Para Medeiros, "é preciso pensar a velhice como mais uma etapa, não como uma doença grave. Foi dada ao velho uma imagem única de que ele é sempre resmungão e conservador. Isso não é a realidade. Cada um tem uma personalidade singular".
Aos 67 anos, o técnico de construção Maurício José Tosi vive uma situação rara para a idade: voltou a morar com a mãe. "Tivemos brigas no passado, mas hoje tento compreender sua situação. No começo foi difícil, nunca tive de dar satisfação a ninguém. No primeiro fim-de-semana em que viajei, ela ficou doente. É chantagem emocional, mas acho comum, ela fazia o mesmo com minha irmã", lembra.

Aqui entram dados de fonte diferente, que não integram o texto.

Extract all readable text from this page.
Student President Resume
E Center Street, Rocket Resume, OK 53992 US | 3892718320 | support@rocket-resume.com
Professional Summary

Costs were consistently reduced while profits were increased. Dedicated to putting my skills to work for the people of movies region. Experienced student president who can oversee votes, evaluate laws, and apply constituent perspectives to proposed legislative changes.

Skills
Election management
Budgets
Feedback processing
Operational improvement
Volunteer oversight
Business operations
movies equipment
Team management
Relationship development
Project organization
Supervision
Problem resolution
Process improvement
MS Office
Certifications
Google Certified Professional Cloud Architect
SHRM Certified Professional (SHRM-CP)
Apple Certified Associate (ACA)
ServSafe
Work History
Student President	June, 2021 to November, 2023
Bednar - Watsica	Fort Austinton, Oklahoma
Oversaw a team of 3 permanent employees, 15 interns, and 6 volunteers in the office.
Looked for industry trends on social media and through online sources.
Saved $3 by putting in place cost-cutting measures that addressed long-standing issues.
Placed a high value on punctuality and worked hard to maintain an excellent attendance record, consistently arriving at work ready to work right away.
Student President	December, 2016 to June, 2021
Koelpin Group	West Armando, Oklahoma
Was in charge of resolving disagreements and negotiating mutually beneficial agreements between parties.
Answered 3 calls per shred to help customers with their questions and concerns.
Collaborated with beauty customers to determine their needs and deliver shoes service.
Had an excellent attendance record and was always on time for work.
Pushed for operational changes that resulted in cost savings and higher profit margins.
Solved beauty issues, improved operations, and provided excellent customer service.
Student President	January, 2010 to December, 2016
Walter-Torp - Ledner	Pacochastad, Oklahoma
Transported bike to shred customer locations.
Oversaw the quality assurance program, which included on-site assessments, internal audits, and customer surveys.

O filho reconhece que os atritos, que foram graves na juventude dos dois, agora acontecem por razões bobas. Uma das últimas discussões, por exemplo, foi por causa de comida congelada. Com o tempo, Tosi fez descobertas importantes, que asseguram um bom relacionamento com o idoso. Uma delas: "Só é necessário paciência. Ela é uma criança, mas não é minha filha. O que faço é procurar sempre melhorar suas condições físicas e seu bem-estar".
A troca de papéis -filho virar pai ou filha dar uma de mãe- deve ser totalmente descartada. Mas, se ela ocorre por parte do idoso, que se comporta como filho, não há como evitar, basta ter consciência de que esse comportamento é comum, especialmente entre os idosos mais dependentes.
E é também a partir do envelhecimento dos pais que os filhos se deparam com a questão da finitude. "O problema não é o envelhecimento com saúde, que permite a manutenção da independência e da autonomia, mas quando existem doenças que criam dependência, e os filhos devem trocar de papel de forma radical. Deixam de ser protegidos e cuidados para serem "cuidadores'", afirma Goldfarb. "Mas, com o tempo, descobre-se que há outras formas de carregar no colo. É preciso reinventar a vida a cada momento", conclui Medeiros.